Oil majors took the most points off the index as crude prices fell more than $3 on data showing a large rise in US crude stocks. BG Group, BP, Royal Dutch Shell and Tullow Oil shed between 0.2 and 1.6 per cent.

“There is a bit of technical selling going on. The market has made three attempts to making new highs and each attempt has failed and it looks like the sell-off has followed through now,” said Angus Campbell at Capital Spreads.

“As we come into the end of the third quarter the markets have made such good gains that there’s bound to be a bit of profit taking at some stage,” he said.

Miners were in the doldrums as metals prices were in negative territory on demand worries. Antofagasta, Eurasian Natural Resources, Lonmin and BHP Billiton lost 1 to 2 per cent.

Among other standout losers, Liberty International dropped 10 per cent after the UK’s largest shopping mall owner launched a placing of 56.1m new shares.
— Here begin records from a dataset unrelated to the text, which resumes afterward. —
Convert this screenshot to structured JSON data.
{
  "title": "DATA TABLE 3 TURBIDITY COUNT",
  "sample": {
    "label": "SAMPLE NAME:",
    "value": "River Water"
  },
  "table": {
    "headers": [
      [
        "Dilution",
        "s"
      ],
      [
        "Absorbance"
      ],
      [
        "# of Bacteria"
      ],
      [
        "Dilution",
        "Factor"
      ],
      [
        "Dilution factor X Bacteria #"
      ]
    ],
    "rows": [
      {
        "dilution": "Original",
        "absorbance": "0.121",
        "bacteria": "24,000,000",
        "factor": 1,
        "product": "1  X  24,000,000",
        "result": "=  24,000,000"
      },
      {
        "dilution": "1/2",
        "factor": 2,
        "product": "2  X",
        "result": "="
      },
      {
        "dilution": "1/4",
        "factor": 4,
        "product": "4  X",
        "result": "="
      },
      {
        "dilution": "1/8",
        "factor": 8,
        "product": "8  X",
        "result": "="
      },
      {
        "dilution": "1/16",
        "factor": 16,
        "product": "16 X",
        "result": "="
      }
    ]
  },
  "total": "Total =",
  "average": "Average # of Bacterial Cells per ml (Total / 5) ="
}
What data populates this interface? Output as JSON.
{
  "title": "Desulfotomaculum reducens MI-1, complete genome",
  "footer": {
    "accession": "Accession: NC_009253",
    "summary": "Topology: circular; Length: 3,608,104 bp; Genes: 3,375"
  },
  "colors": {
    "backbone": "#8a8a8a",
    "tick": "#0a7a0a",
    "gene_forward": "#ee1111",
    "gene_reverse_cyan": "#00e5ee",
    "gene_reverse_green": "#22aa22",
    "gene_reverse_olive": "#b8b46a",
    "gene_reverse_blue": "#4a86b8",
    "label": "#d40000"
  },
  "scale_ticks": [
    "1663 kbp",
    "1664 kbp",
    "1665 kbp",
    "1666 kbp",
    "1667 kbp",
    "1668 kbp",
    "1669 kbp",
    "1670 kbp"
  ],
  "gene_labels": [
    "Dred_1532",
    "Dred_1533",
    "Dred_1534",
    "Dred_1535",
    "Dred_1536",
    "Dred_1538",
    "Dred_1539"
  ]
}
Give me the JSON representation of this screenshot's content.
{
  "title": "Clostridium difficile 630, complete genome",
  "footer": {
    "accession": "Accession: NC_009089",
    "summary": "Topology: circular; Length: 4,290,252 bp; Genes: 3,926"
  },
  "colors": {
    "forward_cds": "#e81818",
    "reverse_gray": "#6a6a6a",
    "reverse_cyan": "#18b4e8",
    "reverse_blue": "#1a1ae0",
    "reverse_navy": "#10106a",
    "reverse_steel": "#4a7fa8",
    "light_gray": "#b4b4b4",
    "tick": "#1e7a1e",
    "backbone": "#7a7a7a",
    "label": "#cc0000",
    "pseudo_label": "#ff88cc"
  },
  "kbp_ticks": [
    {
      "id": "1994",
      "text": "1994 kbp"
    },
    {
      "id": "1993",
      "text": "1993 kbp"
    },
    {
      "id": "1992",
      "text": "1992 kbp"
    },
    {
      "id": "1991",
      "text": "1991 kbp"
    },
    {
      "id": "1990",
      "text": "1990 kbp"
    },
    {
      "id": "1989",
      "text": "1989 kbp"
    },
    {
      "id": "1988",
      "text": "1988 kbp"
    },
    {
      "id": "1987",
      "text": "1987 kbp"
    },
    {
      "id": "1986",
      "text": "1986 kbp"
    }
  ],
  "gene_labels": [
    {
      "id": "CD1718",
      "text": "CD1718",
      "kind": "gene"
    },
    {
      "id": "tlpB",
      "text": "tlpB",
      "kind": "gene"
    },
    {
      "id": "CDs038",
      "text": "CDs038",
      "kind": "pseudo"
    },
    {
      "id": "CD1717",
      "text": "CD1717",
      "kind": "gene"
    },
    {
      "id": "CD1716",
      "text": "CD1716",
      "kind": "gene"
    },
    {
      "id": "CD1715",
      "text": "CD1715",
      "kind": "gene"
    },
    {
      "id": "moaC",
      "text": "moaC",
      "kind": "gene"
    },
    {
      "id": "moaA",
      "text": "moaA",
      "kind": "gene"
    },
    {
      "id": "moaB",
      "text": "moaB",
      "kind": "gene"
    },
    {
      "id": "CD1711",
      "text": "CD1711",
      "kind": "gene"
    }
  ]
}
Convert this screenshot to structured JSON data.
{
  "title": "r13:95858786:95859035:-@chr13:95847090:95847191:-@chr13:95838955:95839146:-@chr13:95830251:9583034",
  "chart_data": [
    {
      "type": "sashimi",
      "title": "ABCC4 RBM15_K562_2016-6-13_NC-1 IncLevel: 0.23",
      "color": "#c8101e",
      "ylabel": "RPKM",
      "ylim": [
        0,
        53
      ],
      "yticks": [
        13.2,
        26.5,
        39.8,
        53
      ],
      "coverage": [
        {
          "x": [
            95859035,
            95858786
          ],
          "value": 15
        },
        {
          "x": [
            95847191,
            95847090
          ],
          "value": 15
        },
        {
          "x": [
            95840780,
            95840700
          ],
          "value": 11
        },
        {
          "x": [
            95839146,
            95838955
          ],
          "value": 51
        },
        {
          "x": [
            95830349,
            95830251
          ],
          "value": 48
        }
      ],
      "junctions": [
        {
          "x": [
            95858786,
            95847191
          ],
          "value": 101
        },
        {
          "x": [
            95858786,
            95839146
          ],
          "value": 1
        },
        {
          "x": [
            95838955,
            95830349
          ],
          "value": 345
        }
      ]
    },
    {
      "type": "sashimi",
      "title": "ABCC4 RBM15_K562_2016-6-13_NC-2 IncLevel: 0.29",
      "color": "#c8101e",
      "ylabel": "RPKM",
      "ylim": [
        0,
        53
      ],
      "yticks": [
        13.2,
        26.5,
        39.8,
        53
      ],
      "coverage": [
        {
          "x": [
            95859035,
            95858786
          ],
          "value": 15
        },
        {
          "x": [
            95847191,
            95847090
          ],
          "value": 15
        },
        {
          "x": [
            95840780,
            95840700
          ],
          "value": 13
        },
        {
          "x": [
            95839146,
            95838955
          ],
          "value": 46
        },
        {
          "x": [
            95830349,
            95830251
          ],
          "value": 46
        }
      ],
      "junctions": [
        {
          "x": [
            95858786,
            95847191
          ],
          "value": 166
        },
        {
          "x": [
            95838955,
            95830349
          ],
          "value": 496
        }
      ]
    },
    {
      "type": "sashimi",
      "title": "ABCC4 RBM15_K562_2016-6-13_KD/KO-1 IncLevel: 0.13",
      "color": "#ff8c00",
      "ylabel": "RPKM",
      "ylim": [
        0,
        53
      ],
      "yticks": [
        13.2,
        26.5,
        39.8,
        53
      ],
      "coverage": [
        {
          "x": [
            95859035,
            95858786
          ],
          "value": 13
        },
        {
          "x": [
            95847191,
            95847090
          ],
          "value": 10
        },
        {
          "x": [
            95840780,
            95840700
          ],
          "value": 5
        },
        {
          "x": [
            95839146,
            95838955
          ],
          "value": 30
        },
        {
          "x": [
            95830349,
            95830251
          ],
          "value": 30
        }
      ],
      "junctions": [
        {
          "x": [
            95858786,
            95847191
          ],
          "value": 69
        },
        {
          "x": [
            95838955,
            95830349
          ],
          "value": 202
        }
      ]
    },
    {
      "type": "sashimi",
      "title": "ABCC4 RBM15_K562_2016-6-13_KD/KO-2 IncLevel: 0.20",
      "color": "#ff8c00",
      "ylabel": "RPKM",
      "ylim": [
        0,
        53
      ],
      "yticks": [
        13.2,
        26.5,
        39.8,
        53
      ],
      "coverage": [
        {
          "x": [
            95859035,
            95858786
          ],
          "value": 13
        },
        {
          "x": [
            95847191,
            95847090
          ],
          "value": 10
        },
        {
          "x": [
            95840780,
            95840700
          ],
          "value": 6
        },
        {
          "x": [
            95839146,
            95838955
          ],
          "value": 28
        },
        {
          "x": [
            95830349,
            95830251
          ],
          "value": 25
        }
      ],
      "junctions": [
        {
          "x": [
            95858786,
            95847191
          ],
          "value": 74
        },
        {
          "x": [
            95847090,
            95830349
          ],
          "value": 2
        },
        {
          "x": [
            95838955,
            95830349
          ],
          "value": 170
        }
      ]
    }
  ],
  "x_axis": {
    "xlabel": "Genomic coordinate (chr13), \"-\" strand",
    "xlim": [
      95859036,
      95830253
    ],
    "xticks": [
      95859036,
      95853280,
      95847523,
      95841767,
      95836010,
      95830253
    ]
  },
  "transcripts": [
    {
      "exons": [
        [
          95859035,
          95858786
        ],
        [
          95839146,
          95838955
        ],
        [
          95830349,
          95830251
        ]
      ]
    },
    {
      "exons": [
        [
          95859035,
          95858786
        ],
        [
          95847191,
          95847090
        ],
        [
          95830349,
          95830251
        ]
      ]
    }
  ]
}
KBC Peel Hunt wrote in a note to clients that other UK real estate firms could follow suit.

British Land, Hammerson and Land Securities, all cited as possible candidates for share placings in the KBC Peel Hunt note, fell 1.4 to 4.5 per cent.

Meanwhile ex-dividend factors knocked 1.94 points off the index, with Aviva, Centrica, G4S and Petrofac all losing their dividend payout.

Earlier in the session, minutes of the Bank of England’s last Monetary Policy Committee meeting showed members voted unanimously to keep the volume of quantitative easing at the £175bn agreed in August.

Data showed British banks approved 81.4 per cent more home purchase loans in August than the same month a year ago but consumer credit and demand for re-mortgaging remained subdued, the British Bankers Association said.